Whilst by no means perfect, the opening episode of Guillermo Del Toro’s new FX series, The Strain, does at least suggest that there is some promise for the future of this vampire/horror show. The Pilot, Night Zero, concerns itself largely with the establishment of the show’s mythology and characters. Consequently it doesn’t open so much with a bang but with a more restrained focus and tone of dread and eeriness. And the thing is, when The Strain is working within the confines of its horror genre it actually does a pretty good job. However as is so often the case with this type of thing, whenever it tries to explore the human element of its story, the cracks begin to show.

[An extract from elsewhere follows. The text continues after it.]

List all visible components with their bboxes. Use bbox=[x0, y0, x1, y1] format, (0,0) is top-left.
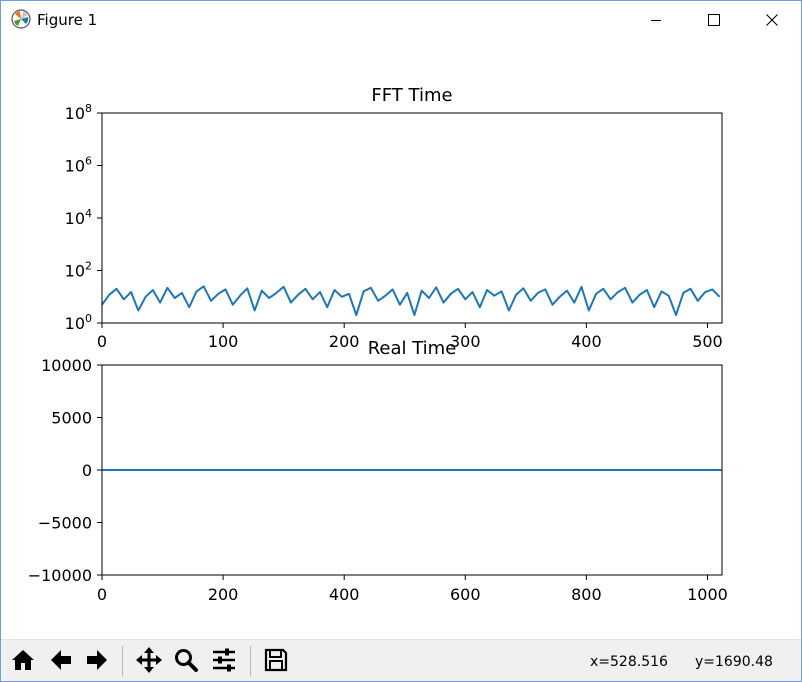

The family drama dynamics we are introduced to may already feel a little old hat and familiar but they don’t threaten to be quite as irritating and groan inducing as in certain other horror/fantasy shows (Cough The Walking Dead Cough). Dr. Ephraim “Eph” Goodweather (Corey Stoll) the series protagonist, goes through all the usual problems; balancing home life with work, trying to maintain a relationship with his son, marital problems and so on, but he’s easy enough to root for. Elsewhere, the majority of the characters are at this stage fairly underdeveloped and do take a back seat in favour of plot, but there’s still time.
It does seem clear however, that character is not at the forefront of Del Toro’s thinking and it wont be for the relationship drama that this show attracts any long term fans. It is thus left up to the horror element to pick up the slack and keep people coming back for more. Thankfully it does so marvellously, elevating the show a few notches above mediocrity. Del Toro’s creative stamp can be felt in a few truly great scenes such as the initial vampire attack, although pretty much spoiled in the trailers, which overflows with imagination and promise of more invention and gore to come. Meanwhile a scene in the morgue suggests things could even take a blackly comedic route should that door be left open.

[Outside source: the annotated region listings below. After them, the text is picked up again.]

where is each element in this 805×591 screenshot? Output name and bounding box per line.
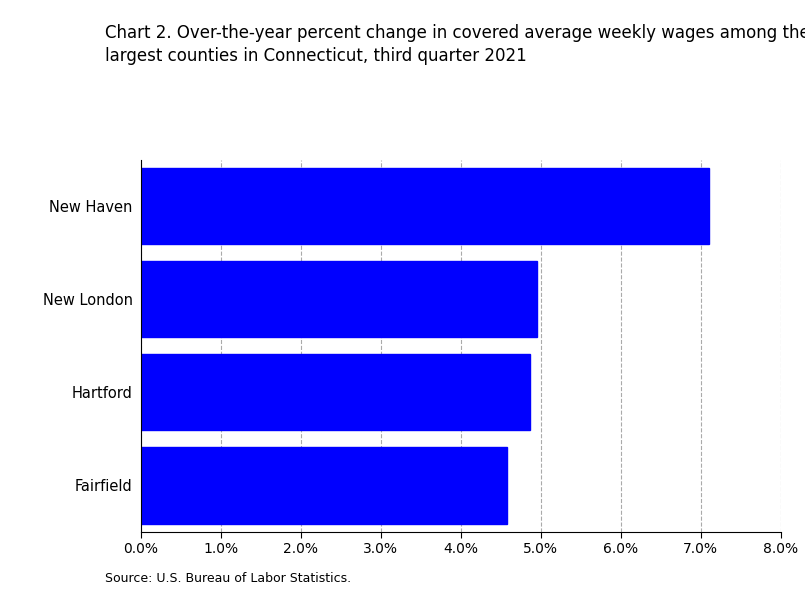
Text: Chart 2. Over-the-year percent change in covered average weekly wages among the
: Chart 2. Over-the-year percent change in… <box>105 24 805 65</box>
Bar <box>141 354 530 430</box>
Bar <box>141 447 507 524</box>
Bar <box>141 261 537 337</box>
Bar <box>141 168 709 244</box>
Text: Source: U.S. Bureau of Labor Statistics.: Source: U.S. Bureau of Labor Statistics. <box>105 572 351 585</box>
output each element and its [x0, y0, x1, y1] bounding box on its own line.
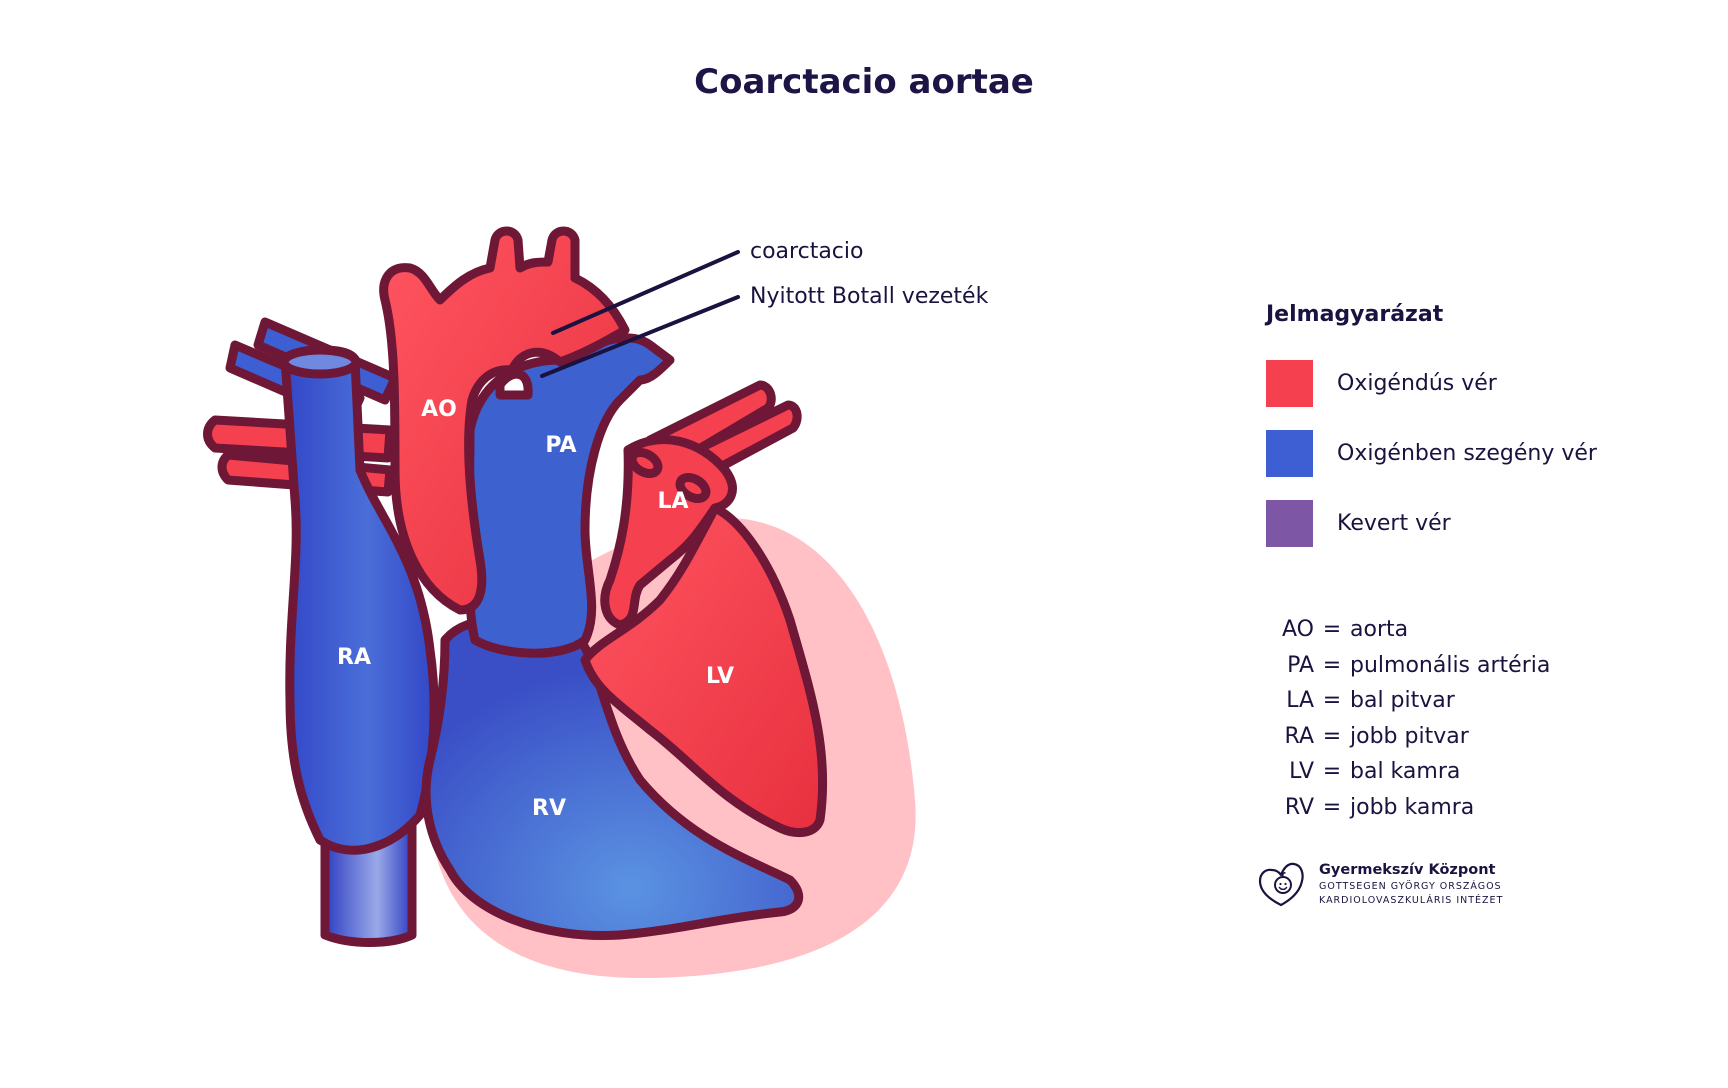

Special effects are also utilised well to bring all of this to the screen, with a wise focus on practical over CGI. However in today’s post- Breaking Bad, Game of Thrones, Mad Men climate, high production values alone might not prove to be enough. With so many recent shows giving Hollywood a run for its money, in terms of storytelling, character depth and visuals, the bar has been raised significantly high. And unfortunately, The Strain still feels distinctly televisual despite seemingly aiming higher.
But perhaps we’ve all been spoiled lately. After all, on its own merit, The Strain has potential. The fantasy elements are, considering the talent involved, predictably handled with style and the cliffhanger ending is quite enticing. Yet for The Strain to truly become a must-see it needs to provide more nuanced storytelling and rely less on well worn tropes. The result is perhaps hard to recommend to TV snobs, but for those who like their gore, monsters and scares, there’s plenty to enjoy.
7/10 – The Strain is an enjoyable watch for lovers of horror but not for character driven drama and can be caught on Watch every Wednesday at 10pm.